# Double Cross....My Way



## Normbilt (Jan 26, 2005)

My Comuter will take me though a Forest Preserve on Crushed Gravel four the next month.









































Soma Double Cross Frame & Fork Tange Prestige Tubing
SRAM FORCE Crankset 34-50
LX SL-M580 Shifter set
XTR M900 Frt Derailluer
XT RD-M760 GS Rear Derailleur
Dura-Ace CS-7700 9 Speed 12-27 Cassette
Tektro CR720 Cyclocross Brake
Shimano BL-R770 Flat Bar Road Brake Lever Set
Kenda Tomac Small Block 8 700c x 32 Tires
Sun Zero-XCT Rims GT/Hadley Hubs


----------



## Dajianshan (Jul 15, 2007)

Nice! I like the fenders.


----------



## wipeout (Jun 6, 2005)

Nice bike, but gets my vote for the most useless fenders ever made.


----------



## Squidward (Dec 18, 2005)

Nice! Do you have clearance issues with the rear cantis and your ankles?


----------



## ryball (Sep 19, 2008)

Nice! What bar is that?


----------



## Henry Chinaski (Feb 3, 2004)

I love it. Who makes the bars, grips and fenders?


----------



## gearguywb (Dec 26, 2006)

I am having trouble imagining those fenders helping much (at all)


----------



## Normbilt (Jan 26, 2005)

Squidward said:


> Nice! Do you have clearance issues with the rear cantis and your ankles?

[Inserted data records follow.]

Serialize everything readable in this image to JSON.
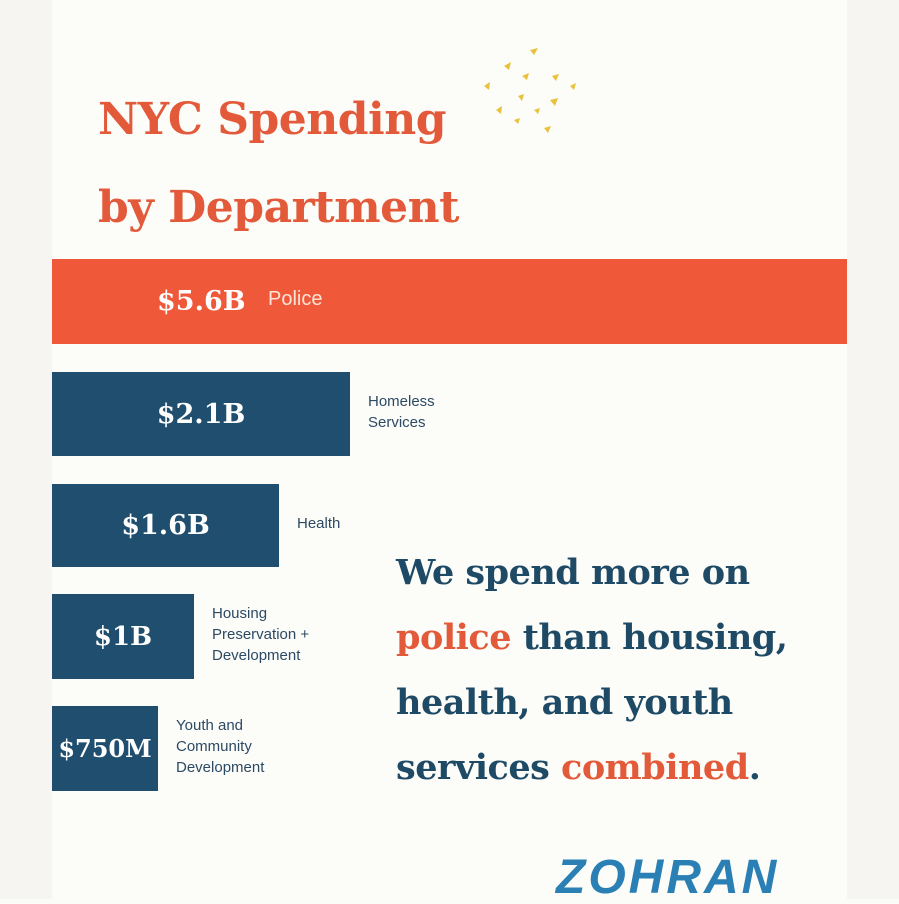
{
  "title": {
    "line1": "NYC Spending",
    "line2": "by Department"
  },
  "chart_data": {
    "type": "bar",
    "orientation": "horizontal",
    "unit": "USD",
    "categories": [
      "Police",
      "Homeless\nServices",
      "Health",
      "Housing\nPreservation +\nDevelopment",
      "Youth and\nCommunity\nDevelopment"
    ],
    "values": [
      5600000000,
      2100000000,
      1600000000,
      1000000000,
      750000000
    ],
    "value_labels": [
      "$5.6B",
      "$2.1B",
      "$1.6B",
      "$1B",
      "$750M"
    ],
    "colors": [
      "#f0583a",
      "#1f4e6e",
      "#1f4e6e",
      "#1f4e6e",
      "#1f4e6e"
    ],
    "grid": false,
    "axes_visible": false
  },
  "statement": {
    "part1": "We spend more on",
    "highlight1": "police",
    "part2": "than housing, health, and youth services",
    "highlight2": "combined",
    "part3": "."
  },
  "brand": "ZOHRAN",
  "colors": {
    "accent_orange": "#e35a3a",
    "bar_orange": "#f0583a",
    "navy": "#1f4e6e",
    "brand_blue": "#2a7fb5",
    "confetti_gold": "#e8c23a"
  }
}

No Problem What so ever with the cantis



ryball said:


> Nice! What bar is that?


The Handlebar is off an old Austtrian Made Sears 3 speed



Henry Chinaski said:


> I love it. Who makes the bars, grips and fenders?

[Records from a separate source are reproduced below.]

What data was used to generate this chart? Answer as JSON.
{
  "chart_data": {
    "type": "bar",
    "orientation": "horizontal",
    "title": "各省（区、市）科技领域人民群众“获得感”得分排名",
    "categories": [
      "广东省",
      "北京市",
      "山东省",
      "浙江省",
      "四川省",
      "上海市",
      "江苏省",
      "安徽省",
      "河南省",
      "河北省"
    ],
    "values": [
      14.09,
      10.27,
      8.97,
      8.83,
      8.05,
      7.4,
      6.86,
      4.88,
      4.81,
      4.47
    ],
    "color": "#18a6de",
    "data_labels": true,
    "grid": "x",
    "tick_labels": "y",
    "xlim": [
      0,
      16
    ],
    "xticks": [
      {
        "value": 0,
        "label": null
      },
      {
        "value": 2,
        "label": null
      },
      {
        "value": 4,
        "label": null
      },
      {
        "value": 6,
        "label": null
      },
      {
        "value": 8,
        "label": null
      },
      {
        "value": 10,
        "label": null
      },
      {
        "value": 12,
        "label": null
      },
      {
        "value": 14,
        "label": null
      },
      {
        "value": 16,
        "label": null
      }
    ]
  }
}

The Fenders are off an old Schwinn they called them Sport Fenders just for looks.

The Grips are Lizard Skins North Shore Grips 

I have Tanaka Traditional stainless steel Fender Set I will put on later 
front wheel will be replaced with a black hub and rim with silver spokes


----------



## holy cromoly (Nov 9, 2008)

Very sweet Double Cross.
Big fan of sweep back bars on cross bikes. It's like a fast version of an old school French style Portuer bike.

I just built up something along the same line too, albeit mine is a bargain Nashbar Touring frame.


----------